Belajar dan mengulang kembali semua materi SMA setelah ditinggalkan setahun lamanya rasanya sangat sulit, saya tidak tahu harus memulai darimana dan bagaimana. Belajar untuk UTBK saja sudah sulit bahkan ketika saya masih baru lulus SMA tahun lalu. Apalagi di tengah waktu yang sempit dan materi yang harus dipelajari lebih banyak, rasanya mustahil untuk berhasil. Belum lagi saya tidak bisa benar-benar mendedikasikan waktu saya untuk belajar UTBK 100 persen, masih ada kuliah yang harus dipikirkan. Tidak hanya kelas dari pagi sampai sore yang harus saya ikuti, saya juga harus belajar untuk ujian, belajar untuk praktikum, dan mengerjakan berbagai tugas-tugas kuliah. Di saat yang sama, saya juga tidak berani untuk meninggalkan kuliah, risikonya terlalu besar mengingat kemungkinan saya berhasil di UTBK juga kecil.

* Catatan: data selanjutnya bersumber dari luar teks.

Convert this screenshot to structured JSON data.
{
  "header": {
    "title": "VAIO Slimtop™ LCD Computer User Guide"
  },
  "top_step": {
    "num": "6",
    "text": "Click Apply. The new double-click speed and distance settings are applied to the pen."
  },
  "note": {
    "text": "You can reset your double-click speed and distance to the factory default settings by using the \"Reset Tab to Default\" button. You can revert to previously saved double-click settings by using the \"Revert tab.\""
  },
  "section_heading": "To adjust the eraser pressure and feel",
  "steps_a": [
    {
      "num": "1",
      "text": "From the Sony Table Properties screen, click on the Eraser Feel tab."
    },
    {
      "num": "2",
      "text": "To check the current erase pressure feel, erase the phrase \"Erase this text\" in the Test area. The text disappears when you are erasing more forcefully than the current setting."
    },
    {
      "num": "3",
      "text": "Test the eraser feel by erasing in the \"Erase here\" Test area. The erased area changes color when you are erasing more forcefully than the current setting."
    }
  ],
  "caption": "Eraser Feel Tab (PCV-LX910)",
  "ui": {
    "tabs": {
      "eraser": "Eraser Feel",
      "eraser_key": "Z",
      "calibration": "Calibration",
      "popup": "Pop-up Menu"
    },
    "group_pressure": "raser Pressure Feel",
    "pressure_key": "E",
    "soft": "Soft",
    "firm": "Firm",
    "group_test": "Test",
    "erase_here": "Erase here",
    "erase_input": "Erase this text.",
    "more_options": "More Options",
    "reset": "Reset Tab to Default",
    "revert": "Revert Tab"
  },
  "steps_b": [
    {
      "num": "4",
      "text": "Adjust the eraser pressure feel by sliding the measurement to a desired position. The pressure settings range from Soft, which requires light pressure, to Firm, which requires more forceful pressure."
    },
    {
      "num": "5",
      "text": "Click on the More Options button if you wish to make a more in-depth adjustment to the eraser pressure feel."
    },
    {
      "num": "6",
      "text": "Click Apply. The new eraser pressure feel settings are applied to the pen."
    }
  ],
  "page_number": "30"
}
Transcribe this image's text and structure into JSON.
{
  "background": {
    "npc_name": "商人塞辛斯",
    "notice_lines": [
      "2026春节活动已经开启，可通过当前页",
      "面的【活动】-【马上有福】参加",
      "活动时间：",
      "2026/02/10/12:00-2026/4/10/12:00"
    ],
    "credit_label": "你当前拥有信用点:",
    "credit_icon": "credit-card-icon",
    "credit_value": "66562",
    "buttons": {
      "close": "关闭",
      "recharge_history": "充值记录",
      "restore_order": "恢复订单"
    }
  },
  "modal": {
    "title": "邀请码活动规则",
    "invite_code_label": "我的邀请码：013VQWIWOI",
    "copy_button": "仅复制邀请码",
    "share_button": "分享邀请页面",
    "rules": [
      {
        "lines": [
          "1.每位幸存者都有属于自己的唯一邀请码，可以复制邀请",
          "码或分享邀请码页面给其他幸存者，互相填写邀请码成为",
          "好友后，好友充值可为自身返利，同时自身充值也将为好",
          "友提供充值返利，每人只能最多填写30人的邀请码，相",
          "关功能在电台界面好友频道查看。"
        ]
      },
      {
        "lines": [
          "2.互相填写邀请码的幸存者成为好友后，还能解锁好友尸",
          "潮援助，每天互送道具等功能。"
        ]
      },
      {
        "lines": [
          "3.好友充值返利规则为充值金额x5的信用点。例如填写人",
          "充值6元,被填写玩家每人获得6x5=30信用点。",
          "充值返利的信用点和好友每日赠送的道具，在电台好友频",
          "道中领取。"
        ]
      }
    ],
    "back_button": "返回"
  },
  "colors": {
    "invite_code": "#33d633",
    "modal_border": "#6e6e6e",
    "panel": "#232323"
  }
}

Ada masa-masa saya ingin menyerah karena sulit sekali untuk membagi waktu dan stress yang saya alami rasanya sudah di puncak. Saya pikir, “Ya sudahlah, ngapain sih harus kali ke UI. Bersyukur ajalah sama kondisi sekarang.” Namun di saat yang sama saya juga takut untuk menyerah, takut akan menyesal di kemudian hari karena tidak mencoba karena pada akhirnya saya tidak akan tahu hasilnya bagaimana kalau tidak mencoba. Dengan begitu keesokan harinya saya bisa bangkit lagi dan belajar lagi. Ada juga masa-masa saya sangat pesimis dengan hasilnya nanti walaupun belum ujian kalau mengingat masa belajar saya yang sangat singkat, hanya 2,5 bulan setelah tidak mempelajari materi ini setahun lebih dan harus diselingi juga dengan kuliah. “Tahun lalu saja yang benar-benar fokus untuk belajar UTBK hasilnya tidak maksimal, apalagi sekarang”, pikir saya saat itu. Rasanya impian saya untuk bisa menjadi bagian dari FK UI itu mustahil.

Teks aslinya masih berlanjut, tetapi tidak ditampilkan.